Declaration of Interdependence
There are different styles of marriages:
Dependence - being unable to stand alone- must have mate mentally, emotionally and spiritually, unhappy without their attention.
Interdependence – the ability to stand alone- but choosing to connect with spouse, bringing individual gifting to add to whole value of couple.
Thoughtfulness at all costs, brings sensitivity and care one for another. Think about this passage of scripture and how it could be used in the context of marriage.
9Let love be without dissimulation. Abhor that which is evil; cleave to that which is good.
10Be kindly affectionate one to another with brotherly love; in honor preferring one another
11Not slothful in business; fervent in spirit; serving the Lord;
12Rejoicing in hope; patient in tribulation; continuing instant in prayer;
13Distributing to the necessity of saints; given to hospitality.
14Bless them which persecute you: bless, and curse not.
15Rejoice with them that do rejoice, and weep with them that weep.
16Be of the same mind one toward another. Mind not high things, but condescend to men of low estate. Be not wise in your own conceits.
17Recompense to no man evil for evil. Provide things honest in the sight of all men.
18If it be possible, as much as lieth in you, live peaceably with all men.
19Dearly beloved, avenge not yourselves, but rather give place unto wrath: for it is written, Vengeance is mine; I will repay, saith the Lord.
20Therefore if thine enemy hunger, feed him; if he thirst, give him drink: for in so doing thou shalt heap coals of fire on his head.
21Be not overcome of evil, but overcome evil with good.
Here are the Types of handling Conflicts.
These couples make decisions for personal interests at the expense of mate, One partner is the victim upon completion.
Dueling Dictators Strategy :
As resentment grows the subordinate spouse stages their own coup creating solid walls of resistance. Both partners become victims.
Everyone for themselves, forget resolving issues, refusal to try to renew relationship endures each other and lives for self.
Both spouses don’t make decisions until they are in agreement. Neither spouse imposes their will upon the other. Making mutual decisions to benefit both, creates harmony and emotional bonding.
Guideline #1 Set ground rules to make negotiations pleasant and safe
Ground Rule #1 Try to be pleasant and cheerful throughout negotiations. (remember body language and voice inflections)
Ground Rule #2 Put safety first. Don’t make demands, show disrespect, or anger even if your mate does.
Ground Rule #3 If you reach an impasse where you are not getting anywhere or if one of you is starting to reach beyond the boundaries, stop negotiations and come back to the issue later. End the discussion by changing the subject to something more pleasant. After a brief pause the offending mate may apologize and wish to return to the subject that was so upsetting. But don’t go back into the minefield until it has been swept clear of mines.

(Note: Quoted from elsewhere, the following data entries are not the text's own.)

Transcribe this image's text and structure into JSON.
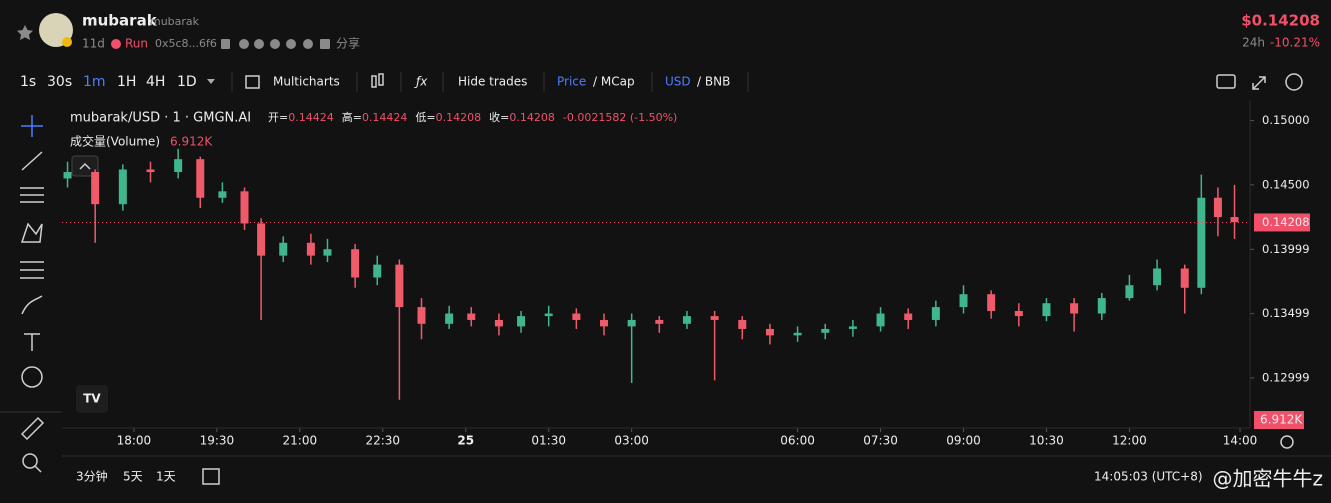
{
  "header": {
    "name": "mubarak",
    "handle": "mubarak",
    "age": "11d",
    "tag": "Run",
    "address": "0x5c8...6f6",
    "share": "分享",
    "price": "$0.14208",
    "period": "24h",
    "change": "-10.21%"
  },
  "toolbar": {
    "intervals": [
      "1s",
      "30s",
      "1m",
      "1H",
      "4H",
      "1D"
    ],
    "multicharts": "Multicharts",
    "hide_trades": "Hide trades",
    "price": "Price",
    "mcap": "/ MCap",
    "usd": "USD",
    "bnb": "/ BNB"
  },
  "legend": {
    "symbol": "mubarak/USD · 1 · GMGN.AI",
    "open_label": "开=",
    "open": "0.14424",
    "high_label": "高=",
    "high": "0.14424",
    "low_label": "低=",
    "low": "0.14208",
    "close_label": "收=",
    "close": "0.14208",
    "change": "-0.0021582 (-1.50%)",
    "volume_label": "成交量(Volume)",
    "volume": "6.912K"
  },
  "chart_data": {
    "type": "candlestick",
    "up_color": "#3fb68b",
    "down_color": "#ef5b6b",
    "x": [
      16.8,
      17.3,
      17.8,
      18.3,
      18.8,
      19.2,
      19.6,
      20.0,
      20.3,
      20.7,
      21.2,
      21.5,
      22.0,
      22.4,
      22.8,
      23.2,
      23.7,
      24.1,
      24.6,
      25.0,
      25.5,
      26.0,
      26.5,
      27.0,
      27.5,
      28.0,
      28.5,
      29.0,
      29.5,
      30.0,
      30.5,
      31.0,
      31.5,
      32.0,
      32.5,
      33.0,
      33.5,
      34.0,
      34.5,
      35.0,
      35.5,
      36.0,
      36.5,
      37.0,
      37.3,
      37.6,
      37.9
    ],
    "open": [
      0.1455,
      0.146,
      0.1435,
      0.1462,
      0.146,
      0.147,
      0.144,
      0.1445,
      0.142,
      0.1395,
      0.1405,
      0.1395,
      0.14,
      0.1378,
      0.1388,
      0.1355,
      0.1342,
      0.135,
      0.1345,
      0.134,
      0.1348,
      0.135,
      0.1345,
      0.134,
      0.1345,
      0.1342,
      0.1348,
      0.1345,
      0.1338,
      0.1333,
      0.1335,
      0.1338,
      0.134,
      0.135,
      0.1345,
      0.1355,
      0.1365,
      0.1352,
      0.1348,
      0.1358,
      0.135,
      0.1362,
      0.1372,
      0.1385,
      0.137,
      0.144,
      0.1425
    ],
    "high": [
      0.1468,
      0.1462,
      0.1466,
      0.1468,
      0.1478,
      0.1472,
      0.1452,
      0.1448,
      0.1424,
      0.141,
      0.1412,
      0.1408,
      0.1404,
      0.1395,
      0.1392,
      0.1362,
      0.1356,
      0.1355,
      0.135,
      0.1352,
      0.1356,
      0.1354,
      0.135,
      0.135,
      0.1348,
      0.1352,
      0.1352,
      0.1348,
      0.1342,
      0.134,
      0.1342,
      0.1345,
      0.1355,
      0.1354,
      0.136,
      0.1372,
      0.1368,
      0.1358,
      0.1362,
      0.1362,
      0.1366,
      0.138,
      0.1392,
      0.1388,
      0.1458,
      0.1448,
      0.145
    ],
    "low": [
      0.1448,
      0.1405,
      0.143,
      0.1452,
      0.1455,
      0.1432,
      0.1436,
      0.1415,
      0.1345,
      0.139,
      0.1388,
      0.139,
      0.137,
      0.1372,
      0.1283,
      0.133,
      0.1338,
      0.134,
      0.1333,
      0.1335,
      0.134,
      0.1338,
      0.1333,
      0.1296,
      0.1335,
      0.1338,
      0.1298,
      0.133,
      0.1326,
      0.1328,
      0.133,
      0.1332,
      0.1336,
      0.1338,
      0.134,
      0.135,
      0.1346,
      0.134,
      0.1344,
      0.1336,
      0.1345,
      0.136,
      0.1368,
      0.135,
      0.1365,
      0.141,
      0.1408
    ],
    "close": [
      0.146,
      0.1435,
      0.1462,
      0.146,
      0.147,
      0.144,
      0.1445,
      0.142,
      0.1395,
      0.1405,
      0.1395,
      0.14,
      0.1378,
      0.1388,
      0.1355,
      0.1342,
      0.135,
      0.1345,
      0.134,
      0.1348,
      0.135,
      0.1345,
      0.134,
      0.1345,
      0.1342,
      0.1348,
      0.1345,
      0.1338,
      0.1333,
      0.1335,
      0.1338,
      0.134,
      0.135,
      0.1345,
      0.1355,
      0.1365,
      0.1352,
      0.1348,
      0.1358,
      0.135,
      0.1362,
      0.1372,
      0.1385,
      0.137,
      0.144,
      0.1425,
      0.1421
    ],
    "xlim": [
      16.7,
      38.18
    ],
    "ylim": [
      0.1261,
      0.1516
    ],
    "xticks": [
      {
        "value": 18,
        "label": "18:00"
      },
      {
        "value": 19.5,
        "label": "19:30"
      },
      {
        "value": 21,
        "label": "21:00"
      },
      {
        "value": 22.5,
        "label": "22:30"
      },
      {
        "value": 24,
        "label": "25"
      },
      {
        "value": 25.5,
        "label": "01:30"
      },
      {
        "value": 27,
        "label": "03:00"
      },
      {
        "value": 30,
        "label": "06:00"
      },
      {
        "value": 31.5,
        "label": "07:30"
      },
      {
        "value": 33,
        "label": "09:00"
      },
      {
        "value": 34.5,
        "label": "10:30"
      },
      {
        "value": 36,
        "label": "12:00"
      },
      {
        "value": 38,
        "label": "14:00"
      }
    ],
    "yticks": [
      {
        "value": 0.15,
        "label": "0.15000"
      },
      {
        "value": 0.145,
        "label": "0.14500"
      },
      0.13999,
      0.13499,
      0.12999
    ],
    "current_price": 0.14208,
    "grid": false
  },
  "footer": {
    "ranges": [
      "3分钟",
      "5天",
      "1天"
    ],
    "time": "14:05:03 (UTC+8)",
    "watermark": "@加密牛牛z"
  }
}
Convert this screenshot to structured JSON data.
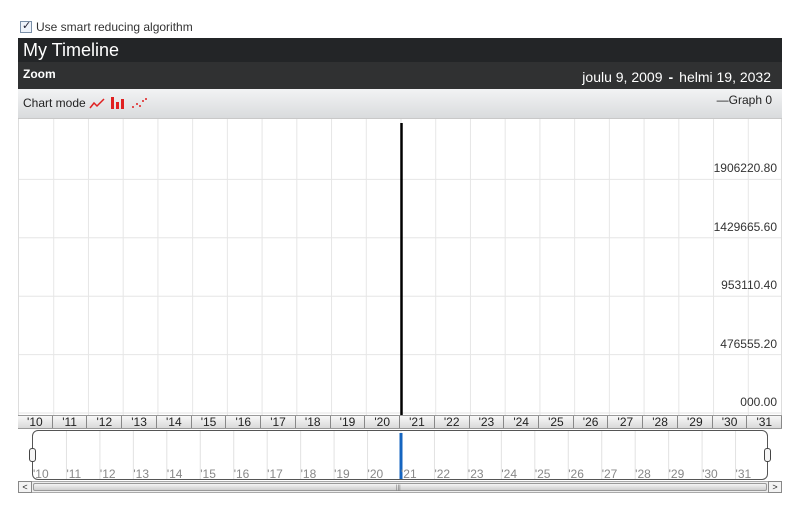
{
  "options": {
    "smart_reducing_label": "Use smart reducing algorithm",
    "smart_reducing_checked": true
  },
  "header": {
    "title": "My Timeline"
  },
  "zoom": {
    "label": "Zoom",
    "start_date": "joulu 9, 2009",
    "separator": "-",
    "end_date": "helmi 19, 2032"
  },
  "chart_mode": {
    "label": "Chart mode",
    "icons": [
      "line-mode-icon",
      "bar-mode-icon",
      "scatter-mode-icon"
    ]
  },
  "legend": {
    "entry": "—Graph 0"
  },
  "colors": {
    "title_bg": "#232527",
    "zoom_bg": "#303132",
    "accent": "#e02020",
    "marker": "#000000",
    "nav_marker": "#1565c0"
  },
  "chart_data": {
    "type": "line",
    "series": [
      {
        "name": "Graph 0",
        "x": [
          "'21"
        ],
        "y": [
          2382776
        ]
      }
    ],
    "y_ticks": [
      "000.00",
      "476555.20",
      "953110.40",
      "1429665.60",
      "1906220.80"
    ],
    "x_ticks": [
      "'10",
      "'11",
      "'12",
      "'13",
      "'14",
      "'15",
      "'16",
      "'17",
      "'18",
      "'19",
      "'20",
      "'21",
      "'22",
      "'23",
      "'24",
      "'25",
      "'26",
      "'27",
      "'28",
      "'29",
      "'30",
      "'31"
    ],
    "grid": true
  },
  "navigator": {
    "labels": [
      "'10",
      "'11",
      "'12",
      "'13",
      "'14",
      "'15",
      "'16",
      "'17",
      "'18",
      "'19",
      "'20",
      "'21",
      "'22",
      "'23",
      "'24",
      "'25",
      "'26",
      "'27",
      "'28",
      "'29",
      "'30",
      "'31"
    ]
  },
  "scrollbar": {
    "left_arrow": "<",
    "right_arrow": ">",
    "grip": "|||"
  }
}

Guideline #2 Identify the problem from both perspectives.
Before you start explaining each of your perspectives take 5 minutes to write down your thoughts on paper. This will help clarity your concerns before you begin discussion the issue with your spouse and it’s a good way to avoid demands, disrespect and anger.
Guideline #3 Brainstorm with abandon
Carry paper with you so you can jot down possible solutions to a problem as you think of them throughout the day. Some problems may require days of thought and pages of ideas. Keep in mind your goal a solutions that has mutual appeal.
Guideline #4 Choose the solution that meets the conditions of the Policy of Joint Agreement – mutual and enthusiastic agreement.
It is easier to have agreement regarding a short term experimental plan than a plan set in cement for life. If the plan doesn’t work out for one spouse you can go back to brain storming for a new one.
To avoid arguments about money use the Policy of Joint Agreement to create a budget. And then spend outside the budget only if you are both in enthusiastic agreement. Review your budget 3 months later to be sue you are still in agreement about each item.
The Policy of Joint Agreement not only helps you become great negotiators, it also protects your love for each other. Think Win – Win where both partners win. Don’t operate as the concept of Lose – Win, when one wins and the other feels like they lost. Or the other form which is Lose – Lose! Marriage can be great – when each partner learns to operate in maturity and wisdom.
Practice makes perfect. Look for the Win/Win solutions in life.